Перекос

Владимир Ермошкин
     Война приказала долго жить. Народ бросился на восстановление народного хозяйства с засученными рукавами. Специалистов и инженеров в стране не хватало. Зато хватало энтузиазма и уверенности в непобедимости русского духа,  а так же русской непогрешимости. Руководство на ответственные работы было вынуждено привлекать пленных немцев. И хотя отношение к пленным не было радушным — с этим мирились. Стране, как никогда, нужны были специалисты по установке трофейного оборудования. Одного такого немца, по имени Ганс, назначили инженером прокатного цеха.
     — Смотри, фриц, работай хорошо. А не то… Церемониться не будем, — инструктировали его наши руководители.
     — Я! Гут! Это есть карашо! — калякал тот, краснея то ли от волнения, то ли от несовершенного знания русского языка.
     Ганс оказался  грамотным специалистом, а винтовку держать в руках, как потом выяснилось, ему так и не довелось. Взяли его в плен наши бойцы, что называется «тёпленьким»  прямо на заводе.

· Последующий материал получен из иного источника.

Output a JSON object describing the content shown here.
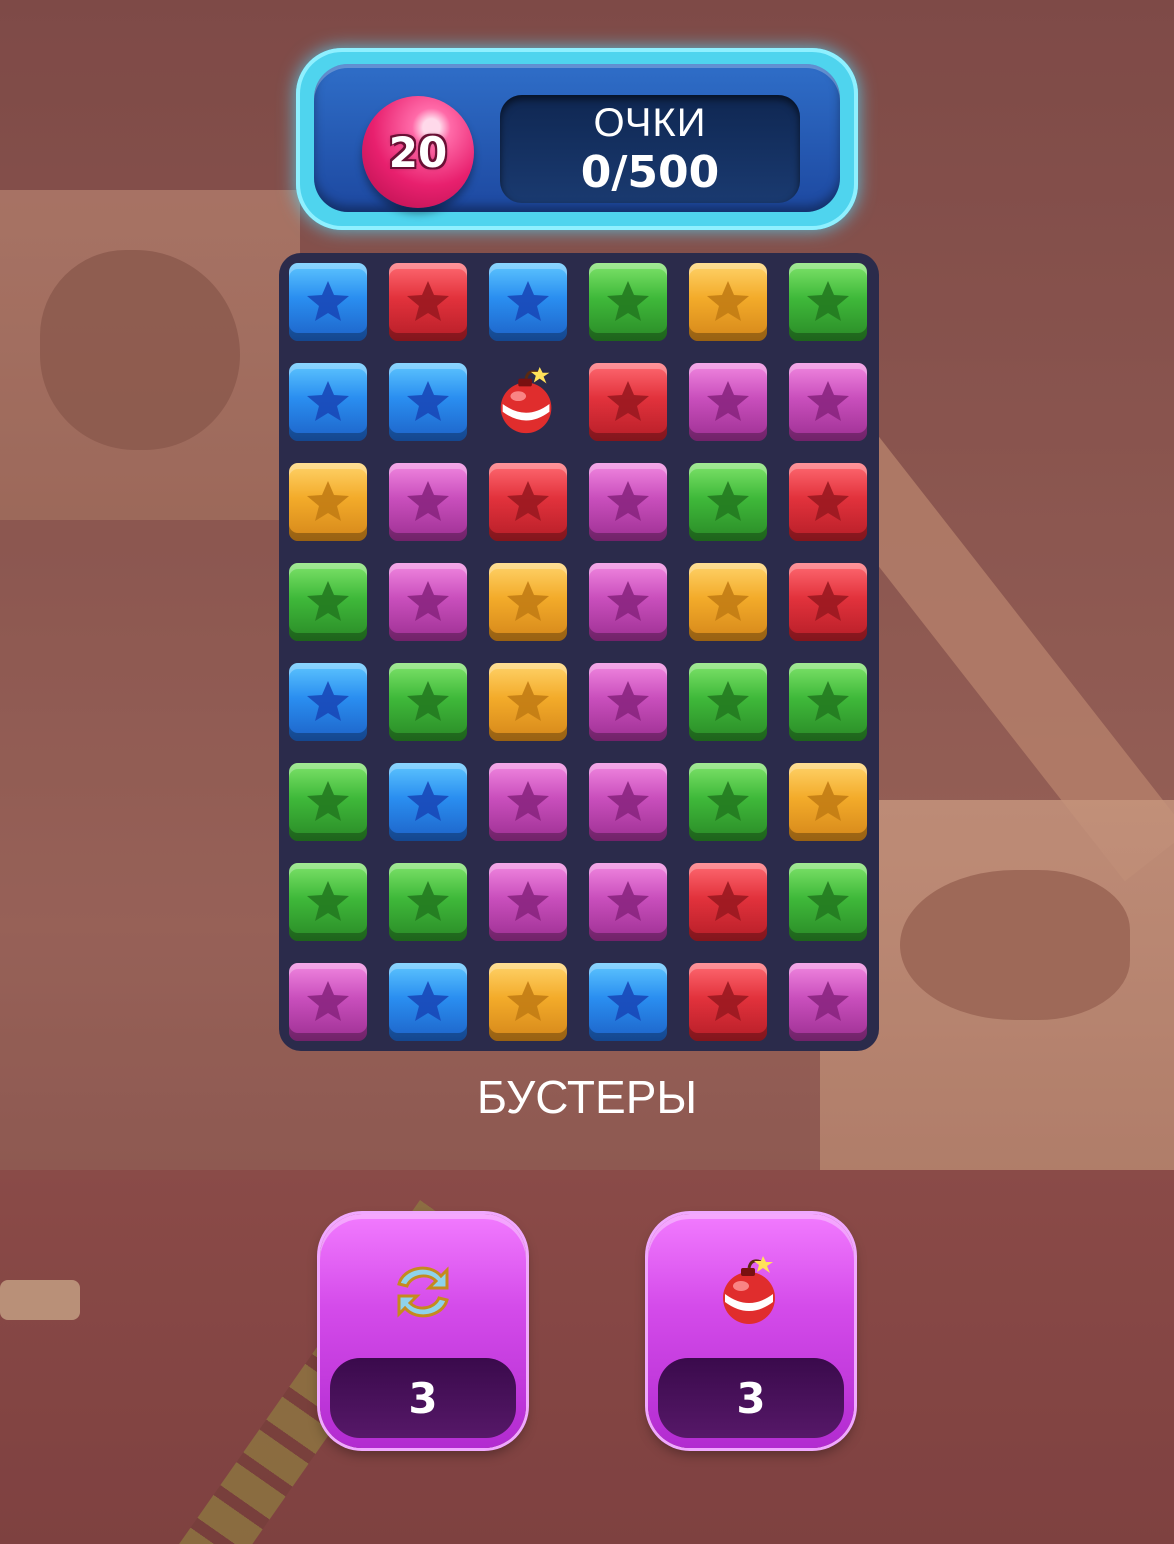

Начальник цеха быстро смекнул, где находится "золотое дно" и с помощью немецкого спеца, начал идти в гору, то есть делать себе карьеру.
     — Ну-ка, выскажи свои соображения! — просил он пленного инженера. И тот, вникнув в суть проблемы, находил точное решение этого  вопроса. А уж тут шеф не промахивался, и на совещаниях в верхах, получал одобрение и всякие плюсы в свой адрес.
     — Никанор Иваныч, скоро юбилей...! Давай запускай первую очередь проката. К такому-то числу стан должен работать! — получил он партийное задание.
     — Есть! — взял под козырёк Никанор Иваныч и тут же вызывал в кабинет Ганса.
     — Ганс! Давай шевели мозгами и чтобы к юбилею стан начал работать.
     — Это ни есть карашо! Хир спешка найн! — возражал тот.
     — Пошёл ты нахир! — ругался наш, и, как мог на пальцах, объяснял тому поставленную   задачу. — Цигель, цигель! Шнель давай! — подгонял он немецкого инженера, указывая на привезённое оборудование.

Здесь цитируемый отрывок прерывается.